Just stop. You literally are just making **** up, dude.
Your future in serving as a Trump MAGA parrot is looking good though.
Is there any empirical evidence of widespread lowering of prices of goods by foreign manufacturers and exporters to the united states in response to the new tariffs imposed by the united states?
No, there is no empirical evidence of *widespread* lowering of prices by foreign manufacturers and exporters to the US in response to the new 2025 tariffs. While some sector-specific instances of price reductions (suggesting partial tariff absorption by exporters) have been observed, broader analyses of trade data indicate that foreign exporters have largely maintained or even increased their pre-tariff prices. Instead, the primary responses have been reductions in export volumes to the US, trade diversion to other markets, and retaliatory measures or subsidies by affected countries. The tariff burden has mostly fallen on US importers, businesses, and consumers through higher costs.
### Key Evidence from Recent Studies and Data
Recent empirical research on the 2025 tariffs (imposed starting in early 2025, building on prior trade policies) draws from sources like US Bureau of Labor Statistics import price indices, Federal Reserve Economic Data (FRED), and firm-level trade records. Here's a breakdown:
- **Overall Pass-Through and Limited Absorption**:
- Analyses show that foreign exporters have absorbed almost none of the tariff costs on average, with US domestic firms bearing about 60% through compressed profit margins and the remainder passed to consumers (around 40% by mid-2025). Import prices (excluding tariffs) have been stable or slightly rising year-to-date in 2025, returning only to mid-2024 levels after an initial uptick—insufficient to indicate meaningful absorption.
- Dollar-denominated import prices rose about 5% above pre-tariff trends by August 2025 for affected goods, with US importers absorbing the bulk of costs rather than seeing offsets from exporter price cuts.
- **Sector-Specific Examples of Price Lowering**:
- **Chinese Exports (Electronics, Apparel, Fabricated Metals)**: Import prices from China fell in these categories through mid-2025, with economists attributing discounts to surplus capacity and fears of losing US market share amid 25-60% tariffs. For instance, computer/electronics prices dropped notably per FRED data, though this offsets only a fraction of the tariff hikes.
- **European Alcohol (Beer, Wine, Liquor)**: Prices fell nearly 11% from December 2024 to July 2025 despite a new 10% tariff, linked to exporters' concerns over competition from US producers. This suggests targeted absorption to maintain volumes.

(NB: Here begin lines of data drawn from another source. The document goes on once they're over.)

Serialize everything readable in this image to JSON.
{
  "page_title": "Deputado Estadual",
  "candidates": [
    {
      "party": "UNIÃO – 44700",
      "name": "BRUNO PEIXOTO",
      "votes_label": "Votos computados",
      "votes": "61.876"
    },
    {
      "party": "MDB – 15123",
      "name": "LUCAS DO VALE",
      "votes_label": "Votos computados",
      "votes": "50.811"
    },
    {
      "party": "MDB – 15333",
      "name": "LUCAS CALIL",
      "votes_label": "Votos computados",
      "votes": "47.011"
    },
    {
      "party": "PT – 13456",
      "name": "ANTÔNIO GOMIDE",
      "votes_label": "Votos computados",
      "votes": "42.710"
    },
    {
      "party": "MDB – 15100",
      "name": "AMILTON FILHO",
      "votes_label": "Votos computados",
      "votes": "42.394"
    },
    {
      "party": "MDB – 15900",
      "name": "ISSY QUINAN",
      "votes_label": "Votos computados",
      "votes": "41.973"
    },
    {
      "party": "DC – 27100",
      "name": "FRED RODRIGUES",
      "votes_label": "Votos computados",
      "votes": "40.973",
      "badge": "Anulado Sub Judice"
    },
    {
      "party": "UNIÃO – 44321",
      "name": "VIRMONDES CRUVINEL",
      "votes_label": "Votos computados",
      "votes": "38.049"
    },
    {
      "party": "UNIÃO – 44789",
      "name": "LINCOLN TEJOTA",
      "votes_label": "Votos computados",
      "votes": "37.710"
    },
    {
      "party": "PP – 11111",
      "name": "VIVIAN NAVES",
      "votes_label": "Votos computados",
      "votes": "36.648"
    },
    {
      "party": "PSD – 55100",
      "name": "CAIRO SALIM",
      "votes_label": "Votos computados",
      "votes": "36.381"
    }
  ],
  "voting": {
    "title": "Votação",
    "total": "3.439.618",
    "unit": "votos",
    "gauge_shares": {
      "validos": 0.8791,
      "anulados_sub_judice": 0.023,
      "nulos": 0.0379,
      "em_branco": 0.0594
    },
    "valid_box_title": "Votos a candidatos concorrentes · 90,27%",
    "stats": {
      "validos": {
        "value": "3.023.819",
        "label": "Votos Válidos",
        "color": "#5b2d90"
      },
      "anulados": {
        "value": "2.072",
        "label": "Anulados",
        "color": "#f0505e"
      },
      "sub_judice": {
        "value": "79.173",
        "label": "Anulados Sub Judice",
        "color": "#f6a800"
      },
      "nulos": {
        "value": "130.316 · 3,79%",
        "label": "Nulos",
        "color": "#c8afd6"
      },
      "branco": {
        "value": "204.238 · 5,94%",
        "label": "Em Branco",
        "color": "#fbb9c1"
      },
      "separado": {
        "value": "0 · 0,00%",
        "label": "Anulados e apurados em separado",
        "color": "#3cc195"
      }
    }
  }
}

- These cases are isolated, not indicative of broad trends, and align with historical patterns from 2018-2019 tariffs where absorption was heterogeneous (e.g., steel exporters from the EU, South Korea, and Japan cut prices by ~50% to bear half the tariff cost, but most other sectors saw full pass-through).
- **Alternative Exporter Responses**:
- Exporters have diverted ~15% of affected trade flows away from the US (e.g., from China to Vietnam/South Korea), reducing US import volumes without price concessions.
- Retaliatory tariffs from partners like China and Canada, plus subsidies (e.g., China's boosts to electronics/textiles exports to non-US markets), have offset some losses but increased global distortions without widespread US-focused price cuts.
In summary, while targeted price reductions occur in competitive sectors to preserve market access, the evidence points to tariffs functioning more as a tax on US entities than a tool forcing broad foreign concessions.